Так что в свой последний семестр я разослал заявления о приёме на работу только в те компании, которые, я был уверен, отправляют своих сотрудников в заграничные командировки. Это были компании «Шелл» (восточное отделение), «Империал Кемикалс» (восточное отделение) и какая-то финская лесозаготовительная компания, название которой я забыл.
В «Империал Кемикалс» и в финскую лесозаготовительную компанию меня готовы были взять, но мне почему-то сильнее всего хотелось попасть на работу в «Шелл». Когда пришла пора ехать в Лондон на собеседование, наставник моего факультета сказал, что смешно даже пытаться.
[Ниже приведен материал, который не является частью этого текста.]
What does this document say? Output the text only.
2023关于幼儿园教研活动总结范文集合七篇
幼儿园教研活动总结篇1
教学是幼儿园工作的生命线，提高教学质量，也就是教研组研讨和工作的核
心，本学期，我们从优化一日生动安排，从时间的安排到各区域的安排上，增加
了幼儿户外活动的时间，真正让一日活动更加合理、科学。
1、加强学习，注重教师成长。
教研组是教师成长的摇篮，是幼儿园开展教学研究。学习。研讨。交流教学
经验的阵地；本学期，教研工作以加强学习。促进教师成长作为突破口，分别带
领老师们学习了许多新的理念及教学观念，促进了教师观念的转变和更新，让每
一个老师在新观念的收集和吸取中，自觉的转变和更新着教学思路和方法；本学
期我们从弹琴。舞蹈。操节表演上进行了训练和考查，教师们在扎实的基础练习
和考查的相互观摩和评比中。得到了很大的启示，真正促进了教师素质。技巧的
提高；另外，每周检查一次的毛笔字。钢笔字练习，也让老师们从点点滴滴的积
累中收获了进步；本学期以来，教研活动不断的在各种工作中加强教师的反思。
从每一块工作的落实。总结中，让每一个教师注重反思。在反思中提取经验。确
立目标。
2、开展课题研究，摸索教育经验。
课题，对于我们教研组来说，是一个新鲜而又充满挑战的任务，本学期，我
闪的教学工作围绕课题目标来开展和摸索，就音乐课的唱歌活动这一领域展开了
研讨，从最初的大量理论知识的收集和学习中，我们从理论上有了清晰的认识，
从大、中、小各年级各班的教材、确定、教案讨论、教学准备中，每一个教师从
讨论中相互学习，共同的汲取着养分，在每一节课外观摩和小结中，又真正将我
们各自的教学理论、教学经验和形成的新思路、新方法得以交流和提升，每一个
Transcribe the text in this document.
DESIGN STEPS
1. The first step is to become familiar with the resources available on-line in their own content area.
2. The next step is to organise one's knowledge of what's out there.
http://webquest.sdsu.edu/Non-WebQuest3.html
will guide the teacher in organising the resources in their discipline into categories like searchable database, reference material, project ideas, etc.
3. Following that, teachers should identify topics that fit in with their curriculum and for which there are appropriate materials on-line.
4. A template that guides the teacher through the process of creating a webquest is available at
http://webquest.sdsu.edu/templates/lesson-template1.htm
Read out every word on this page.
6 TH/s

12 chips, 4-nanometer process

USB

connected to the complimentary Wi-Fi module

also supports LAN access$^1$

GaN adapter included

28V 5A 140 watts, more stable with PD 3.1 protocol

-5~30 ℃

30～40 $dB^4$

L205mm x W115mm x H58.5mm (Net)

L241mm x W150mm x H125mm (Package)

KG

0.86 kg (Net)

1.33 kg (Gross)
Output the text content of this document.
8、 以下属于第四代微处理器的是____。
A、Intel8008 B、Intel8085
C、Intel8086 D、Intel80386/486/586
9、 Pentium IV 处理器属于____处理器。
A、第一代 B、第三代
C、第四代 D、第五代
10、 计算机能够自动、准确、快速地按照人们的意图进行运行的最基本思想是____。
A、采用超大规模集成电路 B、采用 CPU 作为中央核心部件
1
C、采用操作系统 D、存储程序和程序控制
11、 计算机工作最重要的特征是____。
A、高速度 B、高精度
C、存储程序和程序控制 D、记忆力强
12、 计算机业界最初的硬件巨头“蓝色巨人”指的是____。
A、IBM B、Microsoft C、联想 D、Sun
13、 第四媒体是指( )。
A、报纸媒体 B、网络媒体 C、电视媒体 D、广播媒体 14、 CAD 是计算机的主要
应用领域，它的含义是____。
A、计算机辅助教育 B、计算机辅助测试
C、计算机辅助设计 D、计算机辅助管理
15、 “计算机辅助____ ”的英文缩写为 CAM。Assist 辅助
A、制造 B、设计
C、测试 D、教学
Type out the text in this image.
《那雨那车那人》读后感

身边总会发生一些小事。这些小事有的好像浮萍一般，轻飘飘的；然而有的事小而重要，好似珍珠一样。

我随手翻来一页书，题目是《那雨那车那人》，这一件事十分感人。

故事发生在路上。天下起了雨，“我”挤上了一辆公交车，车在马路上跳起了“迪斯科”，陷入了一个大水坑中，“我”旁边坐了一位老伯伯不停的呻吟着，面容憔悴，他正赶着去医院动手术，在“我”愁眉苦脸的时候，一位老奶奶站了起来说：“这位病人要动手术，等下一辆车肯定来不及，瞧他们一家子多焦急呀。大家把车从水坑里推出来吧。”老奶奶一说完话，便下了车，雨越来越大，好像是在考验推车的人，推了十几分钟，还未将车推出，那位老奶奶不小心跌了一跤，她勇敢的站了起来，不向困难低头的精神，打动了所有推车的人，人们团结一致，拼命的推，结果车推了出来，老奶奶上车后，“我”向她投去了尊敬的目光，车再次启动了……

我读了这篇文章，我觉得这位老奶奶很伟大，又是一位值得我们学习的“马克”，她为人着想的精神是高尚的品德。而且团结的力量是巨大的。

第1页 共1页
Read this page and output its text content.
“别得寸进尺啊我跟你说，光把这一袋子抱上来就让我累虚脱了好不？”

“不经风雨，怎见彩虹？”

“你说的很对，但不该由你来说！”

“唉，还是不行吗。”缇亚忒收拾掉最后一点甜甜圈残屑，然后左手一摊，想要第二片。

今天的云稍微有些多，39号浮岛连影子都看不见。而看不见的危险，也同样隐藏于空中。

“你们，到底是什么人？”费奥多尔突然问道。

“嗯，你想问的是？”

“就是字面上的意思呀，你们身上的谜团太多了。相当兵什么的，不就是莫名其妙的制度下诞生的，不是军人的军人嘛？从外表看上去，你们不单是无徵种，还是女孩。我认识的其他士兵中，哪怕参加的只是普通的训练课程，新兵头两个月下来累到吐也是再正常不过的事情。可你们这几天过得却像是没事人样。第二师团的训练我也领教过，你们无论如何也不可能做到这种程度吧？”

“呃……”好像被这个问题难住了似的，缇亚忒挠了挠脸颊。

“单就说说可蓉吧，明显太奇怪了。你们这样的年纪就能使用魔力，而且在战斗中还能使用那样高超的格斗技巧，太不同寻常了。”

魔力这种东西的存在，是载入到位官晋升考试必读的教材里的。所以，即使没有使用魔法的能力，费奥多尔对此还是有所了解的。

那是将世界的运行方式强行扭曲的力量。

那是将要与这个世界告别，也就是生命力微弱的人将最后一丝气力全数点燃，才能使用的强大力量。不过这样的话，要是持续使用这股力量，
– Восточное отделение «Шелл» – это сливки, это лучшие из лучших, – сказал он. – Там будет не меньше сотни претендентов, а вакансий примерно пять. Туда может попасть разве что староста школы, а ты ведь даже не староста факультета!
Насчёт претендентов заведующий оказался прав. Когда я приехал в Лондон, в главное управление компании «Шелл», то собеседования ждали сто семь юношей. А мест было всего семь. Пожалуйста, не спрашивайте меня, как мне удалось получить одно из них. Я и сам не знаю. Но я его получил, и, когда по возвращении в школу я сообщил эту радостную новость своему наставнику, он не поздравил меня и не пожал мне по-дружески руку. Он отвернулся и пробурчал:
– Одно скажу: я чертовски рад, что не стал вкладываться в акции «Шелл»!
Но мнение наставника меня больше не интересовало. У меня всё сложилось. У меня была работа. Это было здорово. В июле 1934 года я навсегда распрощаюсь со школой, а через два месяца, в сентябре, как только мне исполнится восемнадцать, поступлю в «Шелл». Я буду стажёром в восточном отделении с окладом пять фунтов в неделю.
Я получил работу в «Шелл»!
16 июля 1934 года
Мистеру Р. Далю
Школа Рептон,
Рептон,
Дербишир
Уважаемый сэр,
в продолжение нашего с Вами недавнего собеседования о приёме на работу сообщаем, что мы получили отчёт об удовлетворительных результатах Вашего медицинского обследования и готовы предложить Вам место в нашем лондонском штате с испытательным сроком и с годовым доходом в 130 фунтов стерлингов, с тем чтобы в дальнейшем, через некоторое время после того как Вам исполнится 21 год, Вы перешли на работу в одно из наших заграничных отделений – если Ваша работа и поведение в нашем лондонском офисе окажутся удовлетворительными и если Вы на протяжении испытательного срока продемонстрируете успехи, ожидаемые от кандидатов, отбираемых нами для служения нашей компании за рубежом.
Во избежание недоразумений излагаем ниже то, что было сообщено Вам устно в ходе собеседования: в случае если Вам будет предложено занять место в каком-либо из наших филиалов за пределами Европы…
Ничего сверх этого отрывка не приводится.